Hide and Seek

The English writer Elizabeth Taylor drew on her real-life affair with the painter Ray Russell in her 1951 novel A Game of Hide and Seek, and earlier this year, in the introduction that I wrote to the New York Review Books Classics reprint, I mentioned this long-secret fact lying behind her fiction:

Taylor and Russell exchanged hundreds of letters. . . . She burned all the letters in her possession. “Every single loving word you have written to me is gone,” she wrote to him. “I cannot endure the thought of it. No one has ever written to me like that before, or said such wonderful things to me, & now I have nothing left.” She seems to have asked him to destroy hers as well, but he copied her early letters into a notebook before doing so, modestly changing some of the names as he transcribed. Later, apparently repenting of even this much discretion, he resumed saving the letters she sent. Their survival, and the fact of Taylor’s affair with Russell, was disclosed in Nicola Beauman’s 2009 biography, The Other Elizabeth Taylor.

Evidently Ray Russell saved Elizabeth Taylor’s books as well, because his collection of her works, including several inscribed by her to him, are now for sale from the London booksellers Bertram Rota Ltd.
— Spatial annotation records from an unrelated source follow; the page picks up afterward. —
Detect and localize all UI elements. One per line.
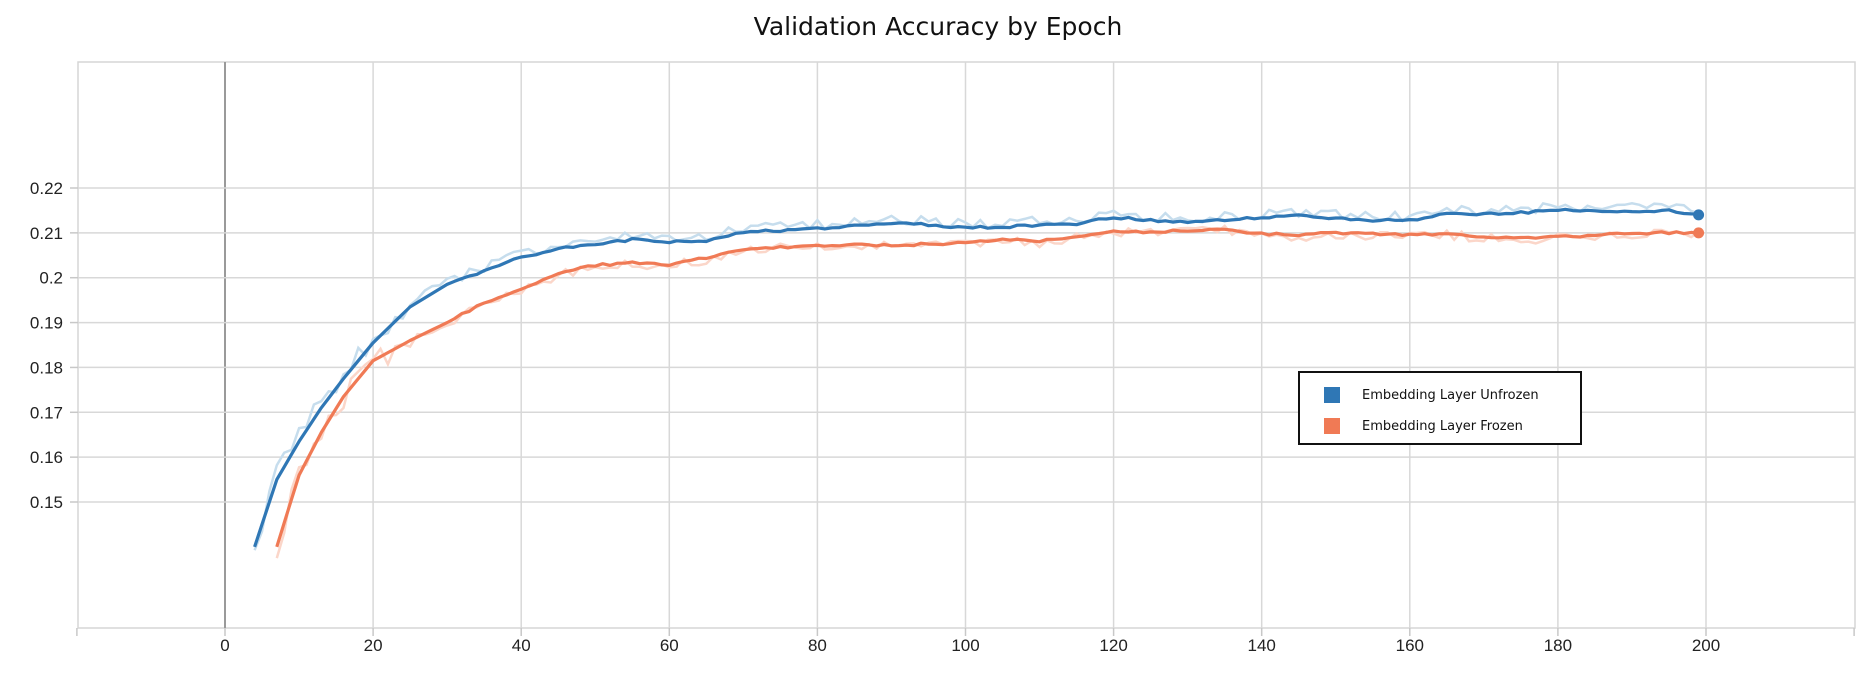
- y-tick-label: 0.17: [30, 403, 63, 422]
- y-tick-label: 0.2: [39, 269, 63, 288]
- x-tick-label: 100: [951, 636, 979, 655]
- y-tick-label: 0.18: [30, 358, 63, 377]
- series-line: [275, 227, 1699, 548]
- x-tick-label: 180: [1544, 636, 1572, 655]
- x-tick-label: 80: [808, 636, 827, 655]
- series-end-marker: [1693, 209, 1705, 221]
- x-tick-label: 120: [1099, 636, 1127, 655]
- legend-item-frozen[interactable]: Embedding Layer Frozen: [1324, 416, 1523, 436]
- x-tick-label: 140: [1248, 636, 1276, 655]
- legend-label-unfrozen: Embedding Layer Unfrozen: [1362, 387, 1539, 403]
- y-tick-label: 0.15: [30, 493, 63, 512]
- x-tick-label: 200: [1692, 636, 1720, 655]
- x-tick-label: 160: [1396, 636, 1424, 655]
- series-raw-line: [253, 202, 1699, 551]
- legend-label-frozen: Embedding Layer Frozen: [1362, 418, 1523, 434]
- chart-title: Validation Accuracy by Epoch: [753, 12, 1123, 41]
- legend-swatch-unfrozen: [1324, 387, 1340, 403]
- grid-layer: [77, 61, 1856, 629]
- x-tick-label: 40: [512, 636, 531, 655]
- x-tick-label: 20: [364, 636, 383, 655]
- series-line: [253, 207, 1699, 548]
- smoothed-series-layer: [253, 207, 1705, 548]
- tick-label-layer: 0 20 40 60 80 100 120 140 160 180 200 0.15 0.16 0.17 0…: [30, 179, 1720, 655]
- x-tick-label: 60: [660, 636, 679, 655]
- legend: Embedding Layer Unfrozen Embedding Layer…: [1298, 371, 1582, 445]
- plot-frame: [77, 61, 1856, 629]
- y-tick-label: 0.16: [30, 448, 63, 467]
- series-end-marker: [1693, 227, 1705, 239]
- x-tick-label: 0: [220, 636, 229, 655]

The inscriptions seem quite formal. “Ray from Elizabeth,” most of them read. The fact that Russell kept twenty-four of her books seems more revealing. Beauman wrote in her biography that Russell “never fully accepted that [Taylor] had broken with him.”

An Introduction to “A Game of Hide-and-Seek”

New York Review Books is reprinting Elizabeth Taylor’s 1951 novel A Game of Hide-and-Seek, and I’ve written the introduction. The book is scheduled to be released on the topical date of February 15, but you don’t need to wait: It seems to be for sale already at the NYRB site, it was written up in an essay by Christopher Beha in this weekend’s New York Times Book Review, and you can read my introduction for free in Google Books.

A few early, expensive comments by the novel about the other talent in the room

I recently read a stack of Elizabeth Taylor’s novels, in preparation for writing an introduction to her novel A Game of Hide-and-Seek, to be reprinted as an NYRB Classic in February. In one of her later novels, In a Summer Season, published in 1961, there is a description of the advent of television into an upper-middle-class British household, which strikes me as an early attempt by the novel to reckon with its new rival. I wonder if anyone has made a collection of such scenes.

The book’s heroine is named Kate. Her adult son Tom lives with her, as does her second husband, Dermot, and an aunt named Ethel who tries to keep out of everyone’s way. The two men are to a certain extent allied against Kate in not-quite-reputable habits of leisure. Their unseemly alliance culminates in Tom’s purchase of a television set.

“Why can’t you read a book instead?” Kate asked [Tom]. She disdained such ways of passing time, not realising that she very seldom read herself these days and was just off for an evening in the pub with Dermot. Tom kept the television set in his bedroom and he and Dermot liked to sit there with curtains drawn against the sunshine, watching cowboy films. “Too good an evening to waste out of doors,” Dermot would say, taking a last glimpse out of the bedroom window while the set was warming up—Ethel’s dog lying on the hot gravel down there, a column of gnats dancing in the shaft of light under some trees and high above the trees some cirrus clouds paling and dissolving. “Right!” Tom would say, drawing up two uncomfortable bedroom chairs. On the screen, rods of light ran blindingly into one another, the picture steadied until they were able to see a packet of soap powder capering on tiny legs, singing a ditty. It then took a dive into a washing-machine, and a head of jostling bubbles, singing too, rose up.

The scene visible through the window is quiet enough to lend itself to a meditative description; the screen, by contrast, is too loud to meet with anything but sarcasm. But even more telling is the perfidy of Ethel, who means to resist but isn’t strong enough to.

Sometimes Ethel joined them, looking in with a trivial excuse, begging them not to stir and lingering to watch, but as if her attention was only momentarily caught. After hovering for a while, she gradually merged into the shadowy background and was forgotten, until at last, with sick-bed caution, she tiptoed away. Like hares before a serpent, Tom and Dermot sat rigid and in silence. From time to time, their hands groped on the floor for their glasses of light ale, their cigarettes burnt to their fingers.

A chapter or so later, after deprecating the television in a gossipy letter to a friend, Ethel is mesmerized by a broadcast of Swan Lake on ice.